The measures announced by the government are largely aimed at addressing the symptoms of our housing problems. They do little to address the underlying issue, which is that not enough new housing and not the right mix of housing is being built to keep up with consumer demand or the housing needs of this region.
The supply of new housing is critical to the overall health of the housing market. The only way you create more homes is to build them and since this is a fast growing region we need to build a lot of them.
On the new housing side of things we track the status of supply by measuring how much inventory there is available at the end of the month. Every month builders bring product to the market for buyers to purchase and they sell some of it. By looking at what is still available at the end of the month for home buyers to purchase we get a very clear indication of how healthy supply is and whether or not we are meeting the needs of the market and supplying buyers with what they want and need.
BILD has been tracking this information consistently for more than 15 years and what we have seen in recent years is a scary drop in inventory with each month bringing a new record low for available supply. Over the past year we have seen supply drop in half. The number of new homes available to buyers in builder inventories dropped from 21,006 at the end of March 2016 to 10,153 homes last month, to according to Altus Group, BILD’s official source for new-home market intelligence.
The ongoing decline in new housing inventory is a direct reflection of how difficult it is for the industry to bring product to the market. The hurdles builders face keep getting higher. There were few tangible measures in the government’s plan to deal with the many systematic barriers currently limiting supply such as the excessive red tape around approvals and getting permits, out-of-date zoning bylaws, and the lack of infrastructure needed to make land developable.
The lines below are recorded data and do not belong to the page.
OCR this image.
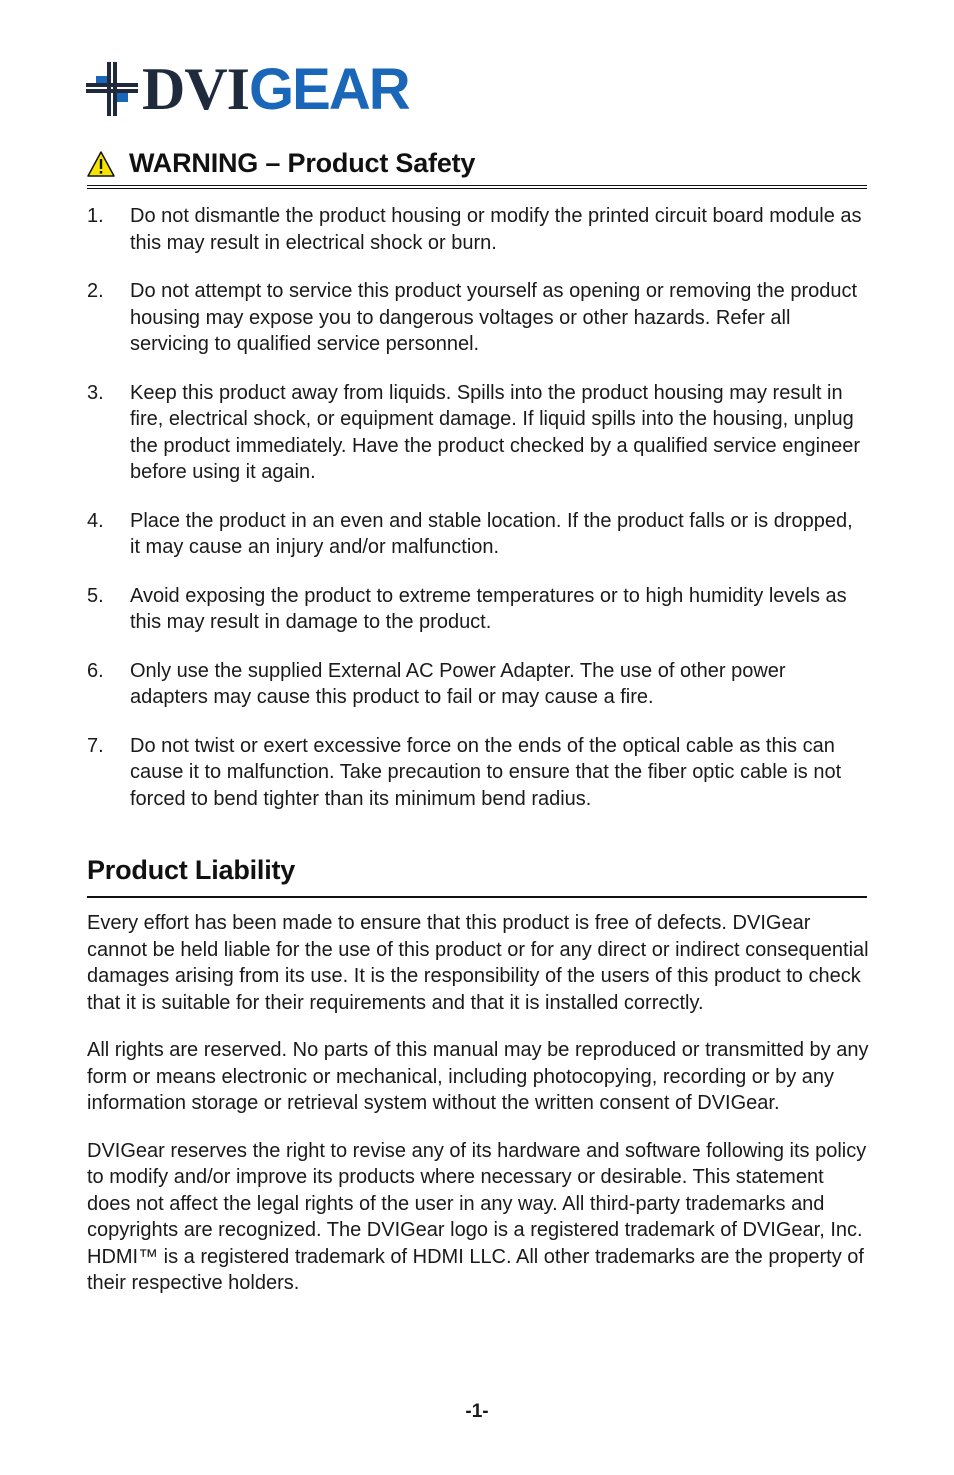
DVI GEAR
WARNING – Product Safety
1.	Do not dismantle the product housing or modify the printed circuit board module as this may result in electrical shock or burn.
2.	Do not attempt to service this product yourself as opening or removing the product housing may expose you to dangerous voltages or other hazards. Refer all servicing to qualified service personnel.
3.	Keep this product away from liquids. Spills into the product housing may result in fire, electrical shock, or equipment damage. If liquid spills into the housing, unplug the product immediately. Have the product checked by a qualified service engineer before using it again.
4.	Place the product in an even and stable location. If the product falls or is dropped, it may cause an injury and/or malfunction.
5.	Avoid exposing the product to extreme temperatures or to high humidity levels as this may result in damage to the product.
6.	Only use the supplied External AC Power Adapter. The use of other power adapters may cause this product to fail or may cause a fire.
7.	Do not twist or exert excessive force on the ends of the optical cable as this can cause it to malfunction. Take precaution to ensure that the fiber optic cable is not forced to bend tighter than its minimum bend radius.
Product Liability

Every effort has been made to ensure that this product is free of defects. DVIGear cannot be held liable for the use of this product or for any direct or indirect consequential damages arising from its use. It is the responsibility of the users of this product to check that it is suitable for their requirements and that it is installed correctly.

All rights are reserved. No parts of this manual may be reproduced or transmitted by any form or means electronic or mechanical, including photocopying, recording or by any information storage or retrieval system without the written consent of DVIGear.

DVIGear reserves the right to revise any of its hardware and software following its policy to modify and/or improve its products where necessary or desirable. This statement does not affect the legal rights of the user in any way. All third-party trademarks and copyrights are recognized. The DVIGear logo is a registered trademark of DVIGear, Inc. HDMI™ is a registered trademark of HDMI LLC. All other trademarks are the property of their respective holders.

-1-
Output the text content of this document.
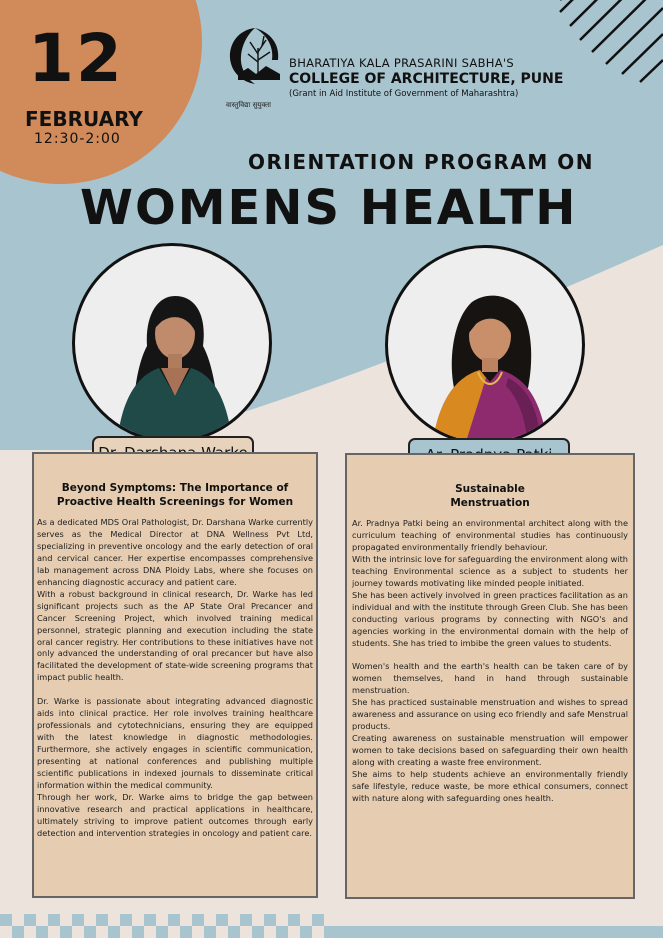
12
FEBRUARY
12:30-2:00
वास्तुविद्या सुयुक्ता
BHARATIYA KALA PRASARINI SABHA'S
COLLEGE OF ARCHITECTURE, PUNE
(Grant in Aid Institute of Government of Maharashtra)
ORIENTATION PROGRAM ON
WOMENS HEALTH
Beyond Symptoms: The Importance of
Proactive Health Screenings for Women

As a dedicated MDS Oral Pathologist, Dr. Darshana Warke currently serves as the Medical Director at DNA Wellness Pvt Ltd, specializing in preventive oncology and the early detection of oral and cervical cancer. Her expertise encompasses comprehensive lab management across DNA Ploidy Labs, where she focuses on enhancing diagnostic accuracy and patient care.

With a robust background in clinical research, Dr. Warke has led significant projects such as the AP State Oral Precancer and Cancer Screening Project, which involved training medical personnel, strategic planning and execution including the state oral cancer registry. Her contributions to these initiatives have not only advanced the understanding of oral precancer but have also facilitated the development of state-wide screening programs that impact public health.

Dr. Warke is passionate about integrating advanced diagnostic aids into clinical practice. Her role involves training healthcare professionals and cytotechnicians, ensuring they are equipped with the latest knowledge in diagnostic methodologies. Furthermore, she actively engages in scientific communication, presenting at national conferences and publishing multiple scientific publications in indexed journals to disseminate critical information within the medical community.

Through her work, Dr. Warke aims to bridge the gap between innovative research and practical applications in healthcare, ultimately striving to improve patient outcomes through early detection and intervention strategies in oncology and patient care.

Sustainable
Menstruation

Ar. Pradnya Patki being an environmental architect along with the curriculum teaching of environmental studies has continuously propagated environmentally friendly behaviour.

With the intrinsic love for safeguarding the environment along with teaching Environmental science as a subject to students her journey towards motivating like minded people initiated.

She has been actively involved in green practices facilitation as an individual and with the institute through Green Club. She has been conducting various programs by connecting with NGO's and agencies working in the environmental domain with the help of students. She has tried to imbibe the green values to students.

Women's health and the earth's health can be taken care of by women themselves, hand in hand through sustainable menstruation.

She has practiced sustainable menstruation and wishes to spread awareness and assurance on using eco friendly and safe Menstrual products.

Creating awareness on sustainable menstruation will empower women to take decisions based on safeguarding their own health along with creating a waste free environment.

She aims to help students achieve an environmentally friendly safe lifestyle, reduce waste, be more ethical consumers, connect with nature along with safeguarding ones health.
Moreover, the government’s plan does little to deal with or even acknowledge that a critical root cause of our current housing challenges is the disconnect between market demand for low-rise single family homes and the Province’s policies requiring higher density development.
The industry is following the Province’s intensification policy and we are building and selling far fewer low-rise homes , which includes detached, semi-detached and townhomes, than we were a decade ago, but demand for those homes has not dropped.
The available supply of single-family low-rise homes has taken a nosedive since intensification policy was introduced in 2006. There were only 932 new low-rise homes available to buyers in builder inventories at the end of March, whereas a decade ago there were 17,854 available. The scarcity is especially pronounced in the number of single-detached homes. In March 2007 there were 11,802 new detached homes available to buyers in the GTA. Last month there were 233.
The story the inventory numbers are telling is very clear. Not enough new housing and not the right mix of housing is being built to keep up with consumer demand or our housing needs.